Source : The Economist. Science and technology
Manoeuvring satellites Air braking
A
spacecraft’s solar panels can serve double-duty as sails
Manoeuvring a satellite in orbit usually
requires thrusters. Sometimes the thrust is provided by a fuel-burning rocket
motor. Sometimes it comes from electrically heated gas. Both methods, though,
add weight in the form of propellant, thus reducing launch payload. They also
involve parts that may fail. And eventually they run out of juice. Moreover,
satellites carrying an energetic fuel like hydrazine must undergo special tests
to be certified as safe for inclusion in a launch. Other ways of manoeuvring
spacecraft would thus be welcome. And two, in particular, are now being
developed.
The first takes advantage of errant air
molecules that have wandered into space from Earth’s atmosphere. In orbits near
to Earth, where these molecules are most abundant, the resistance they provide
is such that a satellite with a small forward-facing surface area will slowly
gain on another launched at the same speed with a larger such area. For this
effect to be useful, engineers have calculated that a satellite needs to be
able to enlarge or shrink its forward-facing area on demand by a factor of
about nine. If it can do that, then the method of “differential drag” becomes a
practical way of manoeuvring satellites relative to one another. And
serendipitously, that factor of nine has proved reasonably easy to arrange.
The serendipity is the result of satellites
needing solar cells to power their electronics. These cells are usually fixed
to panels that, once a satellite is in orbit, unfold into wing-like structures
much bigger than the spacecraft’s body itself. If a satellite is oriented so
that its panels are facing in the direction of travel it will, over time, slow
down. If it then rotates so that the panels are parallel with that direction,
the braking will ease. A satellite operator in San Francisco, called Planet,
says that it was the first organisation to manoeuvre operational craft in this
way, back in 2013. The test was so successful that the firm now flies 120
Earth-imaging satellites which manoeuvre solely by differential drag. A mere 20
of Planet’s satellites still use thrusters.
The reason firms like Planet need to manoeuvre
satellites in the first place is that the cheapest way to launch them is in
groups taken up by a single rocket. This means they enter orbit as a cluster.

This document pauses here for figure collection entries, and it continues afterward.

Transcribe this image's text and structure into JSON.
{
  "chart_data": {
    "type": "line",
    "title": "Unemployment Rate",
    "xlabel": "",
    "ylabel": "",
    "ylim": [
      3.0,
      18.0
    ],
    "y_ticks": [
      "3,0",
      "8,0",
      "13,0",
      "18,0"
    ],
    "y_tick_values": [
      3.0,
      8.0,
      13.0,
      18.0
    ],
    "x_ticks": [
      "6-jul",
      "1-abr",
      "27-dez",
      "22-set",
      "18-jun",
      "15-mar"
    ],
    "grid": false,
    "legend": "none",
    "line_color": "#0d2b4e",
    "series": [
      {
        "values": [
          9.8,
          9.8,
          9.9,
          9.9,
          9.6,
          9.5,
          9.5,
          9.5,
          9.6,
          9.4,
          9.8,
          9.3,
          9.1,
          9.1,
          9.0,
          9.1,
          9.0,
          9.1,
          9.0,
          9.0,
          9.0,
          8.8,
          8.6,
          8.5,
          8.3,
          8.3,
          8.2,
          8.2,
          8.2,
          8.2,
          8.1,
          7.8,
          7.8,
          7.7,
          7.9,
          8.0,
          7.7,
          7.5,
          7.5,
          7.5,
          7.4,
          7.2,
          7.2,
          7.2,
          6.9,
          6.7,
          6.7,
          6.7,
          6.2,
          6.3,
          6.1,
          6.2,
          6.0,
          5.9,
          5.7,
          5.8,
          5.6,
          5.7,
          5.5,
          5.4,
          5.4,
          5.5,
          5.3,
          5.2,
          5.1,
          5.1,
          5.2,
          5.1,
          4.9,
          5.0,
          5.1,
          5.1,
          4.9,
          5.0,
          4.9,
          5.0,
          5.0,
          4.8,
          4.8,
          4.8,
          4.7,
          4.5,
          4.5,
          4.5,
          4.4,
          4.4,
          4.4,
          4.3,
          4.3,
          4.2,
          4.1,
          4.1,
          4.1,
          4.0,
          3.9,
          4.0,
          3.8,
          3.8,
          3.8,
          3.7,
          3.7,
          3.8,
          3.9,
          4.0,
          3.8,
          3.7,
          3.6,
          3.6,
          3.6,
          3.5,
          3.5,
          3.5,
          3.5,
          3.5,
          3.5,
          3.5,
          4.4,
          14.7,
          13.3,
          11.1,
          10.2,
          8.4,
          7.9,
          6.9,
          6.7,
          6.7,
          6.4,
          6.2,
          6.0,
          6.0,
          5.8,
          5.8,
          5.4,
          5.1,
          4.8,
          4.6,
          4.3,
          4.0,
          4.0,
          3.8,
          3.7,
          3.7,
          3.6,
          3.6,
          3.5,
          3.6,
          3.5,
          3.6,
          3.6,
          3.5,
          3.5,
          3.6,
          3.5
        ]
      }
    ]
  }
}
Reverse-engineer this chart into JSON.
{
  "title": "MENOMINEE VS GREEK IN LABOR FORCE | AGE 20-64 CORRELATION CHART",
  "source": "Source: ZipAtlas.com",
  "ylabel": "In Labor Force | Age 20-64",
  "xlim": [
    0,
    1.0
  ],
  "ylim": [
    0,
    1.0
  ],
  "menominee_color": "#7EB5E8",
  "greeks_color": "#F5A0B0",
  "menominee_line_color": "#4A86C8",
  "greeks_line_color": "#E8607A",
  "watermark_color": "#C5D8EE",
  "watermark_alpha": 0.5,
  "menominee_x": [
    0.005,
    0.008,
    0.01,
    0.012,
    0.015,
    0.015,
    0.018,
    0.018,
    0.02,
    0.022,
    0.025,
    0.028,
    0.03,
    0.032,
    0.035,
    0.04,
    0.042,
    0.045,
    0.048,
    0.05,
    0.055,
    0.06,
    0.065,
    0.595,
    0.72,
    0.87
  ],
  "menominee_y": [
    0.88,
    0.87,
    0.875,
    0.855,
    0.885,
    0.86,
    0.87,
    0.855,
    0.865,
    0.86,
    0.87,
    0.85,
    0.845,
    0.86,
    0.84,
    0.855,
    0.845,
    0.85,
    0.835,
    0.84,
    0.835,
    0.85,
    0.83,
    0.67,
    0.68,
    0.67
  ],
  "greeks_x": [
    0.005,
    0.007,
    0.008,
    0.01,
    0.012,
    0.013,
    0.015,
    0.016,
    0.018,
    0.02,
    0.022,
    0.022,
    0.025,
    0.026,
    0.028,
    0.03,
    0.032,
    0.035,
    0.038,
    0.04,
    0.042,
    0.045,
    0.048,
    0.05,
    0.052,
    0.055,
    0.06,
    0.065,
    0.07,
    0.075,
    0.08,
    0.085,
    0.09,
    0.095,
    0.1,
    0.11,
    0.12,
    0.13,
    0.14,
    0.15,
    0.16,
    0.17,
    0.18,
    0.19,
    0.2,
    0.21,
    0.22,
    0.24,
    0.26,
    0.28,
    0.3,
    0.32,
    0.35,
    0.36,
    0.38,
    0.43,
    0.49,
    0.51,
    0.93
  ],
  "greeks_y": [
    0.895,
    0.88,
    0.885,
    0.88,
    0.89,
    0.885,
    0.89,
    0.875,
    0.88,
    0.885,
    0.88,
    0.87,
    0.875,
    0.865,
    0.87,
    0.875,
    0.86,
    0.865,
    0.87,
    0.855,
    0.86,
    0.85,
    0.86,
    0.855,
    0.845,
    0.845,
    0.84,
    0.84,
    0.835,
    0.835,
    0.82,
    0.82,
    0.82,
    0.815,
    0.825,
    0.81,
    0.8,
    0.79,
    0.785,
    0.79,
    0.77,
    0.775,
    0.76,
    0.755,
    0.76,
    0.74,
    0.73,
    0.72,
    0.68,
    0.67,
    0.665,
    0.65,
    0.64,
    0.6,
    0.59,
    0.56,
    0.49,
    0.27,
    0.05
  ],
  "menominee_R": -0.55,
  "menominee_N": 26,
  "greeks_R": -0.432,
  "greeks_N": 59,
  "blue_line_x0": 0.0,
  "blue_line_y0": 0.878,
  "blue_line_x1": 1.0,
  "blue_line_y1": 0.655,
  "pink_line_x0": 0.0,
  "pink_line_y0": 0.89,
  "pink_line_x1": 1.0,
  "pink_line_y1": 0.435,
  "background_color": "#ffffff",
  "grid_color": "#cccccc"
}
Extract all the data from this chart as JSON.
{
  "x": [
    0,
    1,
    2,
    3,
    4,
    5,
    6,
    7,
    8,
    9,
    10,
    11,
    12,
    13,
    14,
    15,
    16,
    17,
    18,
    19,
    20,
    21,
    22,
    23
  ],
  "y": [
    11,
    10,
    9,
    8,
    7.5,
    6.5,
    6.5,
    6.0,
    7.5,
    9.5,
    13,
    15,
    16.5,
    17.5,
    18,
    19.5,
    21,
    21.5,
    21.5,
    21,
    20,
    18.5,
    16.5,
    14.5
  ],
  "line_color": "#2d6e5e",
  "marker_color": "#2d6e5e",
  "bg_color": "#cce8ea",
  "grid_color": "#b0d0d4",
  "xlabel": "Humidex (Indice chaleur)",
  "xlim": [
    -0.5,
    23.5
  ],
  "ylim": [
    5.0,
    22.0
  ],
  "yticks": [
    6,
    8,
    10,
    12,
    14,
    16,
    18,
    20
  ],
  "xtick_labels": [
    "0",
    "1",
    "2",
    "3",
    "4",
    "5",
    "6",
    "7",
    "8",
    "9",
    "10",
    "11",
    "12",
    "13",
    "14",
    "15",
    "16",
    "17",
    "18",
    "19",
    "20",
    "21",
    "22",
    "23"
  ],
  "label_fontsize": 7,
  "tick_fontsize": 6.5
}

But jobs like Earth-watching and relaying telecommunications require such
groups of satellites to be spread out, for maximum coverage. Spire, another
satellite operator based in San Francisco, says that differential drag takes
only a few weeks to spread a cluster sufficiently to eliminate unnecessary
overlaps. The 72 satellites Spire has in orbit at the moment manoeuvre
exclusively by differential drag.
The actual process of manoeuvring involves
reorienting the satellite. That, in turn, requires torque. Satellites generate
this torque using a spinning reaction wheel and an electromagnet that interacts
with Earth’s magnetic field. The technology is now precise enough to imagine
using differential drag to permit satellites to rendezvous, according to Pini
Gurfil of Technion University, in Israel. Dr Gurfil points to impressively
close approaches between the small CubeSats that are part of a test project
called qb50, which is led by the von Karman Institute for Fluid Dynamics, in
Belgium.
Differential drag is not a perfect answer to
manoeuvring in space. Above an altitude of about 650km, air molecules are too
rare for the technique to be feasible, so it works only in the lowest of
low-Earth orbits. It also takes a fair amount of time to execute. So, for
example, if there is a war, satellites that rely on differential drag will be
more vulnerable to attack than those with thrusters.
In addition, changing the level of drag adjusts
only the rate of deceleration, and therefore of descent. The technique cannot
be used to lift a spacecraft into a higher orbit. But a second thrusterless
technique can manage this trick, too. It involves using the solar panels as
light sails.
Light exerts pressure. That pressure can be
employed in the same way as the pressure of the wind on Earth, to drive and
manoeuvre a craft. Orient a satellite so that its solar panels are hit by the
maximum possible amount of light in the part of its orbit when it is receding
from the sun, and the minimum amount when it is approaching it, and the
spacecraft will gain speed, and therefore altitude.
For a CubeSat smaller than a shoebox, with solar
panels the size of two old-fashioned record-album sleeves, harnessing sunlight
in this way should lift its orbit by several dozen metres a day, according to
Dr Gurfil. Not a huge amount. But enough, for example, to dodge a potential
collision with a piece of space debris—of which there is an increasing amount
in orbit.
Technion will try this idea out soon. It
expects, in what Dr Gurfil claims will be a first, to launch three test
satellites in about six months’ time. The mission is named samson. With luck,
the temple will not come crashing down around it.